Von Renesse war am Landessozialgericht ebenfalls mit Verfahren zur Anerkennung von sog. „Ghettorenten“ beschäftigt, verließ sich jedoch nicht allein auf Akten. Er reiste in manchen Fällen sogar nach Israel, um die teils hochbetagten Kläger persönlich zu vernehmen.

Aufgrund dieses Verhaltens soll von Renesse sogar gemobbt worden sein. Unter anderem soll er in ein unbeheiztes Büro versetzt, sowie Verfügungen in seiner Abwesenheit auf Anweisung unbearbeitet geblieben oder aufgehoben worden sein.
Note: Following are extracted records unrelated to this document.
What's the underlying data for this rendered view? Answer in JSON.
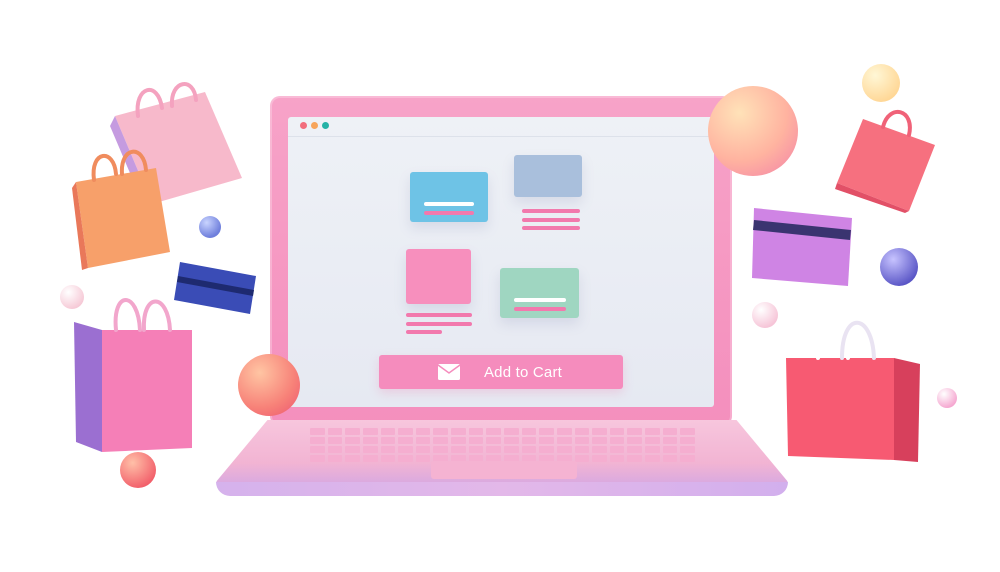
{
  "screen": {
    "cart_button_label": "Add to Cart"
  },
  "icons": {
    "cart_button_icon": "envelope-icon"
  },
  "colors": {
    "laptop_lid": "#f48fbd",
    "screen_bg": "#e9ecf4",
    "button": "#f58cbd",
    "accent_pink": "#f279ad",
    "accent_blue": "#6ec3e6",
    "accent_green": "#9fd6c1",
    "accent_purple": "#cfa5e5"
  }
}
Rufen wir uns vorab kurz die Funktion der Petition in Erinnerung:

„Es ist individuelles, auch dem kollektiven Gebrauch offenstehendes, Notrufrecht. Das Grundrecht der Petitionsfreiheit macht deutlich, dass der Staat sich nicht anmaßt, ausschließlich durch sein stringentes Verfahrensrecht darüber zu bestimmen, ob und wann das petitum eines Menschen rechtserheblich sein soll. Menschliche Nöte sind und bleiben (vom Staat nicht zu ignorierende) menschliche Nöte auch, wenn Fristen versäumt wurden, subjektive Rechtsverletzungen nicht dargetan werden können, eine staatliche Entscheidung bestandskräftig geworden ist. Vermittels des Petitionsrechts kann der Petent den Staat, nicht nur seine Exekutivorgane sondern auch die Volksvertretung, zwingen, sich mit der Frage zu beschäftigen, ob und wie seinem Anliegen, sei es im Rahmen des geltenden Rechts, sei es durch dessen Änderung, Rechnung getragen werden kann.“
(Maunz/Dürig/Klein GG Art. 17 Rn. 137-141, beck-online)
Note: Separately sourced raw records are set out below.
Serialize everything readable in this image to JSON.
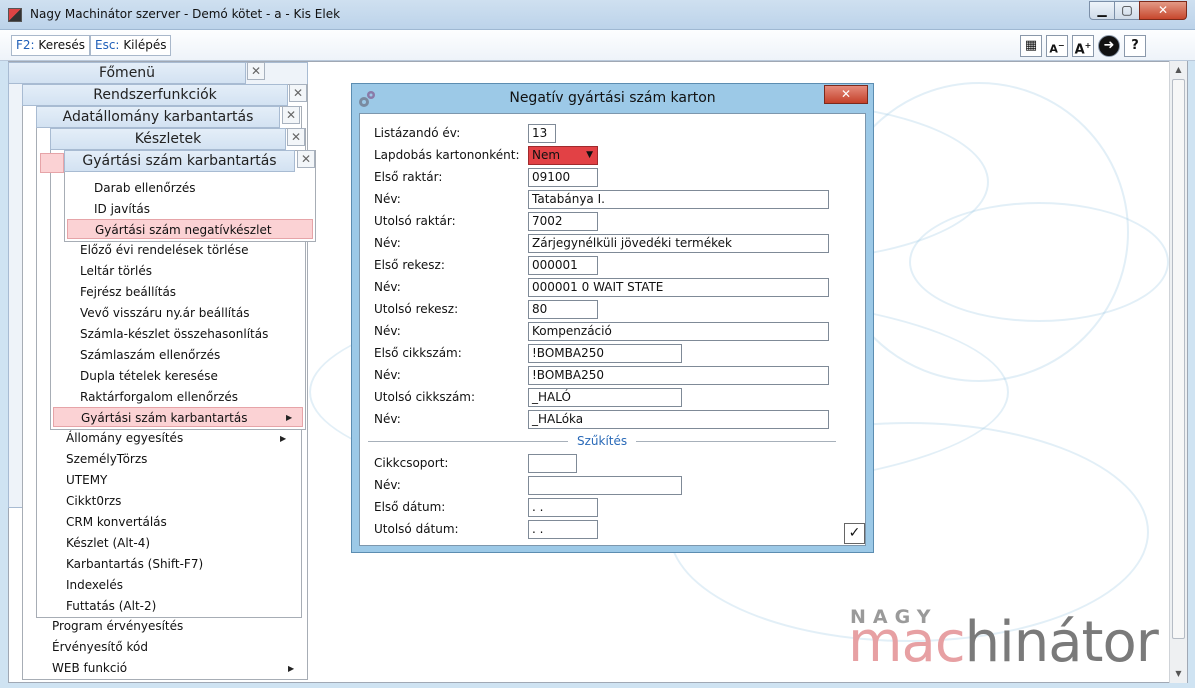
{
  "window": {
    "title": "Nagy Machinátor szerver - Demó kötet - a - Kis Elek",
    "min": "▁",
    "max": "▢",
    "close": "✕"
  },
  "toolbar": {
    "search_key": "F2:",
    "search_label": "Keresés",
    "exit_key": "Esc:",
    "exit_label": "Kilépés",
    "icons": {
      "grid": "▦",
      "font_down": "A",
      "font_up": "A",
      "nav": "➜",
      "help": "?"
    }
  },
  "menus": {
    "main_title": "Főmenü",
    "sys_title": "Rendszerfunkciók",
    "data_title": "Adatállomány karbantartás",
    "stock_title": "Készletek",
    "serial_title": "Gyártási szám karbantartás",
    "close_glyph": "✕",
    "serial_items": [
      "Darab ellenőrzés",
      "ID javítás",
      "Gyártási szám negatívkészlet"
    ],
    "stock_items": [
      "Előző évi rendelések törlése",
      "Leltár törlés",
      "Fejrész beállítás",
      "Vevő visszáru ny.ár beállítás",
      "Számla-készlet összehasonlítás",
      "Számlaszám ellenőrzés",
      "Dupla tételek keresése",
      "Raktárforgalom ellenőrzés",
      "Gyártási szám karbantartás"
    ],
    "data_items": [
      "Állomány egyesítés",
      "SzemélyTörzs",
      "UTEMY",
      "Cikkt0rzs",
      "CRM konvertálás",
      "Készlet (Alt-4)",
      "Karbantartás (Shift-F7)",
      "Indexelés",
      "Futtatás (Alt-2)"
    ],
    "sys_items": [
      "Program érvényesítés",
      "Érvényesítő kód",
      "WEB funkció"
    ]
  },
  "dialog": {
    "title": "Negatív gyártási szám karton",
    "close_glyph": "✕",
    "fields": [
      {
        "label": "Listázandó év:",
        "value": "13"
      },
      {
        "label": "Lapdobás kartononként:",
        "value": "Nem"
      },
      {
        "label": "Első raktár:",
        "value": "09100"
      },
      {
        "label": "Név:",
        "value": "Tatabánya I."
      },
      {
        "label": "Utolsó raktár:",
        "value": "7002"
      },
      {
        "label": "Név:",
        "value": "Zárjegynélküli jövedéki termékek"
      },
      {
        "label": "Első rekesz:",
        "value": "000001"
      },
      {
        "label": "Név:",
        "value": "000001 0 WAIT STATE"
      },
      {
        "label": "Utolsó rekesz:",
        "value": "80"
      },
      {
        "label": "Név:",
        "value": "Kompenzáció"
      },
      {
        "label": "Első cikkszám:",
        "value": "!BOMBA250"
      },
      {
        "label": "Név:",
        "value": "!BOMBA250"
      },
      {
        "label": "Utolsó cikkszám:",
        "value": "_HALÓ"
      },
      {
        "label": "Név:",
        "value": "_HALóka"
      }
    ],
    "section_title": "Szűkítés",
    "filter_fields": [
      {
        "label": "Cikkcsoport:",
        "value": ""
      },
      {
        "label": "Név:",
        "value": ""
      },
      {
        "label": "Első dátum:",
        "value": " .  ."
      },
      {
        "label": "Utolsó dátum:",
        "value": " .  ."
      }
    ],
    "ok_glyph": "✓"
  },
  "logo": {
    "top": "NAGY",
    "part1": "mac",
    "part2": "hinátor"
  },
  "colors": {
    "accent_red": "#e24145",
    "highlight": "#fbd2d4",
    "dialog_frame": "#9cc9e7"
  }
}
Wie also soll vor diesem Hintergrund eine Rufschädigung der Justiz aussehen? Was ist Inhalt dieses Rufes und ist er auch gegenüber den Parlamenten zu schützen? Allenfalls der Ruf der Justiz in der Bevölkerung könnte tauglicher Anknüpfungspunkt sein. Jedoch dürfte auch hier mit Blick auf § 39 DRiG der Umfang eines wie auch immer gearteten Rufes begrenzt sein.
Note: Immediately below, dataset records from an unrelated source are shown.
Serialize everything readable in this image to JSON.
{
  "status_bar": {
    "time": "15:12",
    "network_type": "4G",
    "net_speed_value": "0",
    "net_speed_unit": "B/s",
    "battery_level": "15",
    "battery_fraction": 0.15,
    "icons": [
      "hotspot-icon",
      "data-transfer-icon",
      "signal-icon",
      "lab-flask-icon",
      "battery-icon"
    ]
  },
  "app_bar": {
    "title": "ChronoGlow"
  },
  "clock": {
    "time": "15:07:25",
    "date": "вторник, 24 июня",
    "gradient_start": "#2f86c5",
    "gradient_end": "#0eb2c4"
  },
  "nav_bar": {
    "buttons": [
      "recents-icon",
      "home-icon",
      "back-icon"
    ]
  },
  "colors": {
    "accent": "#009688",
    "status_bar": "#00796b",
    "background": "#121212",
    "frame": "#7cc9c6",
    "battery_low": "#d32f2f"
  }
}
Eine Rufschädigung dürfte daher eher fern liegen, vor allem wenn man sich die weitere Funktion des Petitionsrechts vor Augen führt:

„Als Kommunikationsgrundrecht ist das Petitionsrecht, das nicht nur eigene sondern auch fremde Anliegen, sei es allein, sei es gemeinsam mit anderen, zu verfolgen erlaubt, auch nutzbar zum Zweck der Einflussnahme auf die politische Willensbildung des Volkes, von den übrigen grundrechtlichen Gewährleistungen staatsfreier Kommunikation unterschieden durch die von ihm ausgelöste Befassungspflicht der angerufenen Instanz.“ (Maunz/Dürig/Klein GG Art. 17 Rn. 137-141, beck-online)

Maßnahmen zu ergreifen, wie es die Landesregierung von Nordrhein-Westfalen gerade tut, schädigen zwar nicht irgendeinen Ruf, jedoch schädigen sie das Vertrauen in die Unabhängigkeit der Justiz. Der Justizminister täte gut daran, das Vertrauen in die Unabhängigkeit der Gerichte nicht für einen wie auch immer gearteten Ruf der Justiz auf Spiel zu setzen.